Can't win them all..........


----------



## Storm (Dec 8, 2004)

For the record I didn't agree with the article, but was curious if this was the reason why it was cancelled. I guess so.

Is there hunting still involved with the greenskins get together?


----------



## Maverick (Mar 4, 2002)

There are a few other reasons but comments like that do not help.
The GSGT has been taken off the active list. It doesn;t exist anymore.


----------



## GooseBuster3 (Mar 1, 2002)

I editor from wildfowl is a complete dip $hit.


----------



## 4CurlRedleg (Aug 31, 2003)

GooseBuster3 said:


> I editor from wildfowl is a complete dip $hit.


You got that right!!


----------



## nodakoutdoors.com (Feb 27, 2002)

The Wildfowl article was full of falsehoods that twisted the event to sound like a hen shooting fest. As funny and annoying that the article was (Greenskins Classic - meaning, shoot green), it really wasn't the reason I stopped.

Running the event was a lot of work and my time was pretty spread thin as is. It was really an excuse to get a large amount of people together from the site and raise some money for conservation at the same time...over the years the Greenskins was A LOT of fun.

Getting enough lodging and hunting ground to cover a lot of teams is really a challenge. That sole reason is why we always had a resident only weekend as the hotels were booked the rest of October.

If I were to do it again, it'd need a committee to plan it and allow it to be a positive experience for everyone.


----------



## Storm (Dec 8, 2004)

I think it was a great idea even if I'm from out of state and can't participate. I'm not sure how you did the points system, but if you didn't do this already, make it so that hens are negative points. As long as everything was ethical and money raised went to Delta, or Ducks Unlimited, who cares what anyone else thinks. I do see how it could take alot of time to plan, but get a committee together of some diehard waterfowlers in North Dakota and you will be set.


----------



## mallardrocker (Nov 29, 2006)

i would help but im 15 and in canada and cant even participate in the tourny... or can i?


----------



## Rick Acker (Sep 26, 2002)

I don't want it ever to come back. That way we go down as the LAST EVER CHAMP'S! :beer:


----------



## bigblackfoot (Mar 12, 2003)

One day i will have my revenge Rick one day!!!
:beer:


----------



## Maverick (Mar 4, 2002)

There sure was A LOT OF FUN being had during the event. The one thing I will miss is getting the suites with the scenic portraits on the wall in the Sun Lac. Oh and getting food poisoning the night before the big hunt!!! Oh the stories!!!!

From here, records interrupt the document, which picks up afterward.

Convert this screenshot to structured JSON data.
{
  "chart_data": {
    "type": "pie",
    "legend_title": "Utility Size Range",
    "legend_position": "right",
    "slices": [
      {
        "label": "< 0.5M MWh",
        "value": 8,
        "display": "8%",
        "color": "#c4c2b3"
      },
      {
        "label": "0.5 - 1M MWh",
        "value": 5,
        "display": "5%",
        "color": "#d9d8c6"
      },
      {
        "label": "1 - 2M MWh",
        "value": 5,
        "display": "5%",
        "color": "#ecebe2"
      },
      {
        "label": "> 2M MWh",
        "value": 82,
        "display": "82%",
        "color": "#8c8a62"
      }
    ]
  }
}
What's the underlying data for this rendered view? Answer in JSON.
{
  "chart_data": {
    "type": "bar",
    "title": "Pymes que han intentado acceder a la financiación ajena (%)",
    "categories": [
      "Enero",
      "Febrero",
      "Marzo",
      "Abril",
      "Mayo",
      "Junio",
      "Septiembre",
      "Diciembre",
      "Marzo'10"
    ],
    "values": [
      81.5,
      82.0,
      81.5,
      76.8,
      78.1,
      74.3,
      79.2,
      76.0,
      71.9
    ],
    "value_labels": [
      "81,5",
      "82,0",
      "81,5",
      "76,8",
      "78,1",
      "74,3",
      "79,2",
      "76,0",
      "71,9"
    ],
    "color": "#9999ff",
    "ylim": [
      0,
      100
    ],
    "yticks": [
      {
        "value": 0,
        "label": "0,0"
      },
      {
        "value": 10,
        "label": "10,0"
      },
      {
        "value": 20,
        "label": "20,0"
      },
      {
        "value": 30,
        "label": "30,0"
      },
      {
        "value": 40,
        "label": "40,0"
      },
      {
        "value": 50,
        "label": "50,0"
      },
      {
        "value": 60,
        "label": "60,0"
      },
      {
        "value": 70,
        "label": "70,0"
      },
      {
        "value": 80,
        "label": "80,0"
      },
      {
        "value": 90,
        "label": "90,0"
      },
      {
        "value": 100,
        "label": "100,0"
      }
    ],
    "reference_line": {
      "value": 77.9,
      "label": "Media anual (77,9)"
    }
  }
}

:bartime: Here's to the GSC!!!!!


----------



## djleye (Nov 14, 2002)

Food Poisining.....IS that what happens after you drink 87 beers, you call it food poisining!!!!!! :lol: :lol:


----------



## Leo Porcello (Jul 10, 2003)

The TRUTH about it is that I was finally going to be able to compete. Knowing what a great waterfowler I am, and that my team was full, not a person was willing to be humiliated by my great waterfowling skills so it was cancelled due to lack of participation! THE TRUTH has been spoken!! :beer:


----------